Analysts said they were encouraged that
Lloyds Banking Group – partly nationalised by the UK government during the financial crisis – had returned to profit in the first three months of this year, but warned of continuing political risks to the UK-listed lender.
Standard & Poor’s Equity Research unit said that it had raised its earnings per share forecast on Lloyds for the 2010-2012 period, and raised its price target on the firm’s shares to 73 pence from 56p, retaining a “hold” recommendation on the stock.
“We believe the release confirms the bank being on its way to a strong recovery in profitability, and the likelihood that it will reach, on our estimates, a return on tangible equity of 13 per cent in 2012, driven by further declines in loan loss provisions and the delivery of cost efficiencies arising from past acquisitions,” S&P said.
Meanwhile, Morgan Stanley was also cheered by the Lloyds interim statement but added it thought the bank’s share prices were “fully valued” around current levels.

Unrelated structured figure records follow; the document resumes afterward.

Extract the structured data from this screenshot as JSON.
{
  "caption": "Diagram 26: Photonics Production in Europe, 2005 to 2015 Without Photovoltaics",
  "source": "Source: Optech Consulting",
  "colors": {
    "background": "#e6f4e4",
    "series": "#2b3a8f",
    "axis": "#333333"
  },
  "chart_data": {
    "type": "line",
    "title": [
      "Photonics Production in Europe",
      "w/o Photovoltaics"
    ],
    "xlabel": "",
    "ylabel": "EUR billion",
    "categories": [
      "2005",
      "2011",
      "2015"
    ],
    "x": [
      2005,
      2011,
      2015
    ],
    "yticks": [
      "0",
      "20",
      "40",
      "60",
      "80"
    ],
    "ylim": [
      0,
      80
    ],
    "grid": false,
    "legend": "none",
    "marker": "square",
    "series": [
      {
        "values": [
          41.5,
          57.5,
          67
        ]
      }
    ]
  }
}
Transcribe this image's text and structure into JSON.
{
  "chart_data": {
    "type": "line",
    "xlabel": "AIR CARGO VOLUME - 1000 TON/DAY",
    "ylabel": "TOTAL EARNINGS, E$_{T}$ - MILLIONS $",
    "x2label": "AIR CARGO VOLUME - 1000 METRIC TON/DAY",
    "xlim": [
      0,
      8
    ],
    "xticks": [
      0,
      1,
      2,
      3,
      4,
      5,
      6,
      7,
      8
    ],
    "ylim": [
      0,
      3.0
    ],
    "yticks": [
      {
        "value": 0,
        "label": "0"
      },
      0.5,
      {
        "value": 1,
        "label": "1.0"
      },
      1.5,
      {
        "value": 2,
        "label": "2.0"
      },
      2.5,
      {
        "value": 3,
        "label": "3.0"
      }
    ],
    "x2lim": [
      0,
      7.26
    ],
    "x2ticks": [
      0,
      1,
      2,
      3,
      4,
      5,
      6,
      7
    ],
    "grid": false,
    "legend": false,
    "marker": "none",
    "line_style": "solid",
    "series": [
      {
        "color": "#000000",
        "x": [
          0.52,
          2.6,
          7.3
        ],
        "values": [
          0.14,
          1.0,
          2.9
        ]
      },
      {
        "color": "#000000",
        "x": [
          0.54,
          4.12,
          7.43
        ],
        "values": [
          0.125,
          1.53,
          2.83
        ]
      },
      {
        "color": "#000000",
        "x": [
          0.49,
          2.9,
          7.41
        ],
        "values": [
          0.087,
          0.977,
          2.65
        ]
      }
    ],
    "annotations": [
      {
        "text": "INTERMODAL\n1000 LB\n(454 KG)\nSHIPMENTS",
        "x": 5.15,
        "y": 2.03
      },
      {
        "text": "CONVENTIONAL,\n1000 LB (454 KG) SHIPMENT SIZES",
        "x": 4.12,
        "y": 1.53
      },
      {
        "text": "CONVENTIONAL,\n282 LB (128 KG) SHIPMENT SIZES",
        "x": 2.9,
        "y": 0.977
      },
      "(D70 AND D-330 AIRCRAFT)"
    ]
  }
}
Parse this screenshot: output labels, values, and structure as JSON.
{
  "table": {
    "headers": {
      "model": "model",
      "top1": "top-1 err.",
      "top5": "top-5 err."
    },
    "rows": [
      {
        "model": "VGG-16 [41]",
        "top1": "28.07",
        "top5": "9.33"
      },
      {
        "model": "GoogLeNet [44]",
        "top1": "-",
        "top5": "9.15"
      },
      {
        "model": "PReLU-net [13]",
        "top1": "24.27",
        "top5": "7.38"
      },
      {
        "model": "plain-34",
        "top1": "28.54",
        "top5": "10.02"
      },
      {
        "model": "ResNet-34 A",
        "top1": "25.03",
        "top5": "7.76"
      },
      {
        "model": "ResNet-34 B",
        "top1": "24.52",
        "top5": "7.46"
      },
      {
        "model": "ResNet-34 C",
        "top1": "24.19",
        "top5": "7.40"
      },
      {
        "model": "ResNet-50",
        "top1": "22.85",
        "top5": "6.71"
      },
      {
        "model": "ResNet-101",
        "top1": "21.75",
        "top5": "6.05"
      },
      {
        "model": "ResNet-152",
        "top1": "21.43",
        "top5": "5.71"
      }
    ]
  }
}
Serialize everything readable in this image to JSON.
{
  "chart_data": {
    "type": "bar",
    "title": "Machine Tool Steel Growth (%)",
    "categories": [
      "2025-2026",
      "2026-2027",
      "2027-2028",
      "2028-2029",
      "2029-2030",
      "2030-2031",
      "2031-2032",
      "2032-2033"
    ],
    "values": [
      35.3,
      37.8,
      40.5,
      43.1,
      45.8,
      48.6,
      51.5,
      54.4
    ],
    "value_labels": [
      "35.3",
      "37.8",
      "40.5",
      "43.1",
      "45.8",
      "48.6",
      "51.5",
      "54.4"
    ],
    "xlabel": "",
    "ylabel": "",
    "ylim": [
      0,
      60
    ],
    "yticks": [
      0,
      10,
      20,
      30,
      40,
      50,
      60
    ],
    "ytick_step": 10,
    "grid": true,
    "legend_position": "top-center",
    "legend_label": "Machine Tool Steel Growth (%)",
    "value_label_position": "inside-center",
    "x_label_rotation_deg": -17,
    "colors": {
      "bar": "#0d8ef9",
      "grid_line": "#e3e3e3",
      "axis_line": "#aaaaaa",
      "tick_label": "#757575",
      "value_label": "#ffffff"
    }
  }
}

S&P warned that among some of the downside risks to Lloyds was the difficulty in the bank making efficiency gains in a politicised environment. (It was alluding to the fact that job cuts and asset disposals might be hard to push through if the lender remains partly in state hands).
Morgan Stanley said that Lloyds’ shares were up just under 50 per cent from their lows in February and was above its price target. As previously stated, Morgan Stanley said it prefers Royal Bank of Scotland to Lloyds at these valuation levels.